En conséquence, monsieur [E] ne démontre pas le lien entre son malaise et une éventuelle exposition aux ondes électromagnétiques, échouant à établir les circonstances exactes de son accident, celui-ci pouvant avoir plusieurs origines.
Dès lors, les causes exactes du malaise survenu le 6 novembre 2013 restant indéterminées, monsieur [E] sera débouté de sa demande en reconnaissance de la faute inexcusable de la société ORANGE, sans qu’il ne soit nécessaire d’examiner les autres conditions.
Sur les demandes subséquentes relatives à l’indemnisation et à l’action récursoire de la caisse,
En l’absence de faute inexcusable de l’employeur, ces demandes sont sans objet et seront écartées.
Sur les dépens,
Aux termes de l’article 696 du code de procédure civile, la partie perdante est condamnée aux dépens, à moins que le juge, par décision motivée, n’en mette la totalité ou une fraction à la charge d’une autre partie.
Monsieur [U] [E], succombant à l’instance, sera tenu aux entiers dépens.
Sur l’article 700 du code de procédure civile,
L’article 700 du code de procédure civile dispose que le juge condamne la partie tenue aux dépens ou qui perd son procès à payer, à l’autre partie la somme qu’il détermine, au titre des frais exposés et non compris dans les dépens, en tenant compte de l’équité ou de la situation économique de la partie condamnée.
La société ORANGE ne formule aucune demande sur le fondement de l’article 700 du CPC, Monsieur [U] [E], succombant, sera débouté de sa demande de ce chef.
Sur l’exécution provisoire :
En application de l’article R142-10-6 du code de la sécurité sociale, le tribunal peut ordonner l’exécution par provision de toutes ses décisions.

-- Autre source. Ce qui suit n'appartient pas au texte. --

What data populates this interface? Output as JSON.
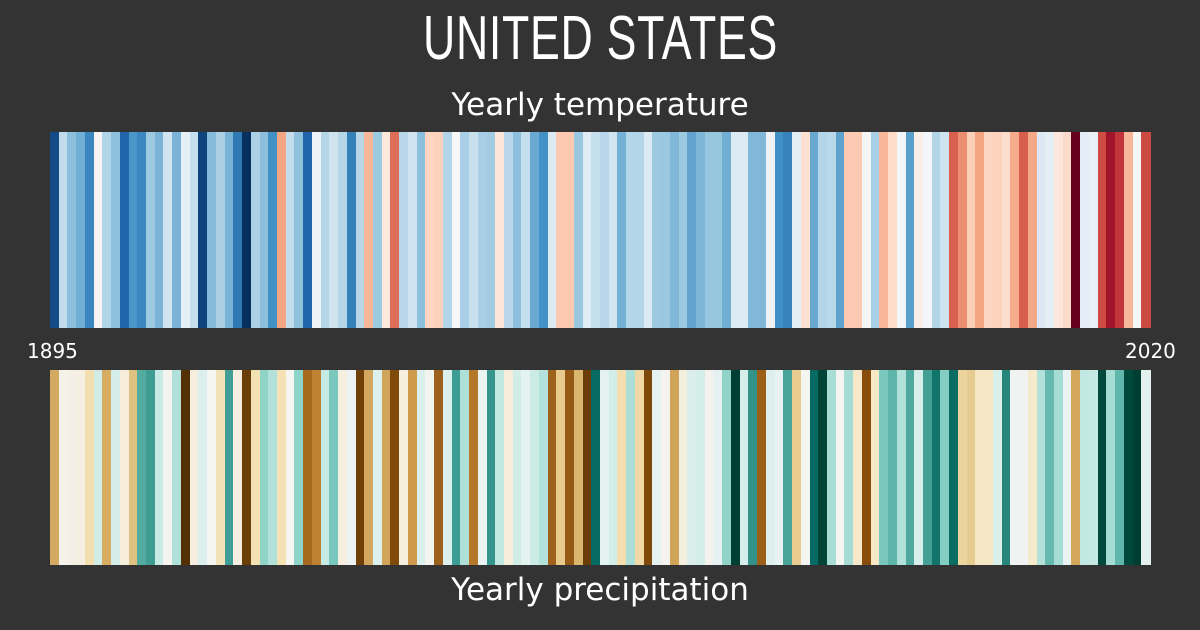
{
  "title": "UNITED STATES",
  "axis": {
    "start_label": "1895",
    "end_label": "2020"
  },
  "background": "#333333",
  "chart_data": [
    {
      "type": "heatmap",
      "title": "Yearly temperature",
      "x_range": [
        1895,
        2020
      ],
      "colormap": "blue (cool) to red (warm)",
      "colors": [
        "#134b87",
        "#c2dcec",
        "#8bbfdc",
        "#71aed5",
        "#3a87c0",
        "#f8f3f0",
        "#b0d4e8",
        "#8dc0dd",
        "#2166ac",
        "#4a96c8",
        "#3b88c0",
        "#9ecae1",
        "#7ab3d6",
        "#d1e5f0",
        "#7ab3d6",
        "#e5eff6",
        "#c6dfee",
        "#0f437e",
        "#85bbda",
        "#abd0e6",
        "#79b3d6",
        "#2f79b5",
        "#08305e",
        "#acd1e6",
        "#8dbfdc",
        "#4291c6",
        "#f4a582",
        "#c3ddec",
        "#90c2de",
        "#2166ac",
        "#eef3f7",
        "#b5d6e9",
        "#d0e4f0",
        "#b5d6e9",
        "#3480b9",
        "#b7d7e9",
        "#f9b799",
        "#9ccae1",
        "#fde8dc",
        "#df6e58",
        "#b7d7e9",
        "#d0e4f0",
        "#8bbfdc",
        "#fdd5c0",
        "#fdd2bd",
        "#b3d5e8",
        "#f7f7f7",
        "#a8cfe5",
        "#c8e0ee",
        "#a8cfe5",
        "#a3cce3",
        "#fde5d9",
        "#b9d7ea",
        "#8ebfdc",
        "#c4deed",
        "#6aaad2",
        "#4391c6",
        "#dbeaf3",
        "#fcc8b0",
        "#fcc8b0",
        "#9ac8e0",
        "#dfecf4",
        "#c6dfee",
        "#b9d7ea",
        "#d1e5f0",
        "#74b1d5",
        "#b3d6e8",
        "#b3d6e8",
        "#dbeaf3",
        "#9ecae1",
        "#9ac8e0",
        "#81b8d9",
        "#9ecae1",
        "#62a4cf",
        "#7eb6d8",
        "#97c6df",
        "#97c6df",
        "#71aed4",
        "#dbeaf3",
        "#dbeaf3",
        "#81b8d9",
        "#81b8d9",
        "#f0f3f5",
        "#4190c5",
        "#3682bb",
        "#e3eef5",
        "#fde0d2",
        "#68a8d1",
        "#b3d5e8",
        "#b9d8ea",
        "#5ea2cd",
        "#fccab3",
        "#fccab3",
        "#f5f5f5",
        "#a8cfe5",
        "#f9b799",
        "#fddcca",
        "#f2f6f9",
        "#59a1cb",
        "#faeee8",
        "#f4f7f9",
        "#b2d5e8",
        "#cde3ef",
        "#d9604f",
        "#ec8f70",
        "#fccfb9",
        "#f5a582",
        "#fdd6c3",
        "#fdd3be",
        "#fdddcd",
        "#f7ad8c",
        "#d95f4d",
        "#f4a989",
        "#dae9f3",
        "#e3eef5",
        "#fde6db",
        "#fddbca",
        "#67001f",
        "#e5eef6",
        "#e9f0f6",
        "#cd4b43",
        "#a0142c",
        "#c0343a",
        "#f8b799",
        "#f6f6f6",
        "#cb4a42"
      ]
    },
    {
      "type": "heatmap",
      "title": "Yearly precipitation",
      "x_range": [
        1895,
        2020
      ],
      "colormap": "brown (dry) to teal (wet)",
      "colors": [
        "#d4aa62",
        "#f5f2ea",
        "#f4f0e6",
        "#f4efe1",
        "#f2deae",
        "#d1ece6",
        "#d6ad62",
        "#d4ede8",
        "#f6eedb",
        "#dfc280",
        "#54ab9f",
        "#3e9c92",
        "#c7eae4",
        "#f5f3ed",
        "#b0e0d9",
        "#543005",
        "#f6efe0",
        "#dcefec",
        "#f5f5f1",
        "#f2e2b7",
        "#3f9e95",
        "#f6efe1",
        "#6b3d08",
        "#f4e1b2",
        "#90d4c8",
        "#b2e1d9",
        "#f4e2b5",
        "#f5f5f1",
        "#8ed4c8",
        "#a66a1f",
        "#bf8132",
        "#c6eae4",
        "#7ac8bd",
        "#f6efe0",
        "#edf2f2",
        "#714008",
        "#d3a85e",
        "#dcf0ed",
        "#d1a559",
        "#804a09",
        "#f6efdf",
        "#cf9a4c",
        "#dbefed",
        "#f4f4ef",
        "#9d611d",
        "#dcf0ed",
        "#3d9c93",
        "#aee0d8",
        "#b5772a",
        "#e9f3f2",
        "#33958b",
        "#c0e7e0",
        "#f6eedb",
        "#d2ede8",
        "#e4f2f0",
        "#cbebe5",
        "#b2e2db",
        "#9e621c",
        "#e8cb8c",
        "#975a15",
        "#dab66f",
        "#693c08",
        "#076a62",
        "#e4f2f1",
        "#d3ede8",
        "#f2deae",
        "#addfd8",
        "#f0d9a4",
        "#7f490b",
        "#e6f2f2",
        "#f4f3ee",
        "#d1a559",
        "#f5efe0",
        "#dceeec",
        "#d3ede8",
        "#f4f2ec",
        "#e5f2f1",
        "#91d3c8",
        "#003f33",
        "#d6eee9",
        "#339389",
        "#9c5f18",
        "#dfefed",
        "#e8f2f2",
        "#48a399",
        "#e8cc90",
        "#f4f4f0",
        "#066b62",
        "#004437",
        "#a7ddd5",
        "#f4f4f2",
        "#a6dcd4",
        "#f6e8c8",
        "#894d0b",
        "#f6e7c5",
        "#7ac8bd",
        "#5eb5aa",
        "#b2e1d9",
        "#50a99e",
        "#d7eeea",
        "#449f95",
        "#11756c",
        "#84cdc2",
        "#0a6d64",
        "#ecd49e",
        "#e6cc8e",
        "#f6e7c4",
        "#f6e7c4",
        "#d8efea",
        "#26867c",
        "#f1f3f3",
        "#f1f3f3",
        "#f6eacd",
        "#b2e1d9",
        "#66b9ae",
        "#a5dcd3",
        "#e9f3f2",
        "#d4a659",
        "#c0e7e1",
        "#c4e9e3",
        "#00493c",
        "#a5dcd3",
        "#60b7ac",
        "#004a3d",
        "#003e32",
        "#e3f2ef"
      ]
    }
  ]
}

Dans le cas d’espèce, l’exécution provisoire n’apparaît pas opportune.
PAR CES MOTIFS
Le Tribunal, statuant après débats en audience publique, en premier ressort et par jugement contradictoire mis à disposition au greffe le 24 janvier 2025 :
Déboute monsieur [U] [E] de sa demande en recconnaissance de la faute inexcusable de son employeur et de toutes ses demandes subséquentes,
Dit n’y avoir lieu à statuer sur l’action récursoire de la caisse,
Déboute Monsieur [U] [E] de sa demande sur le fondement de l’article 700 du code de procédure civile,
Déboute les parties de leurs demandes contraires ou plus amples,
Condamne monsieur [U] [E] aux entiers dépens,
Dit n’y avoir lieu à exécution provisoire de la décision.
Dit que tout appel de la présente décision doit, à peine de forclusion, être interjeté dans le mois de la réception de la notification de la présente décision.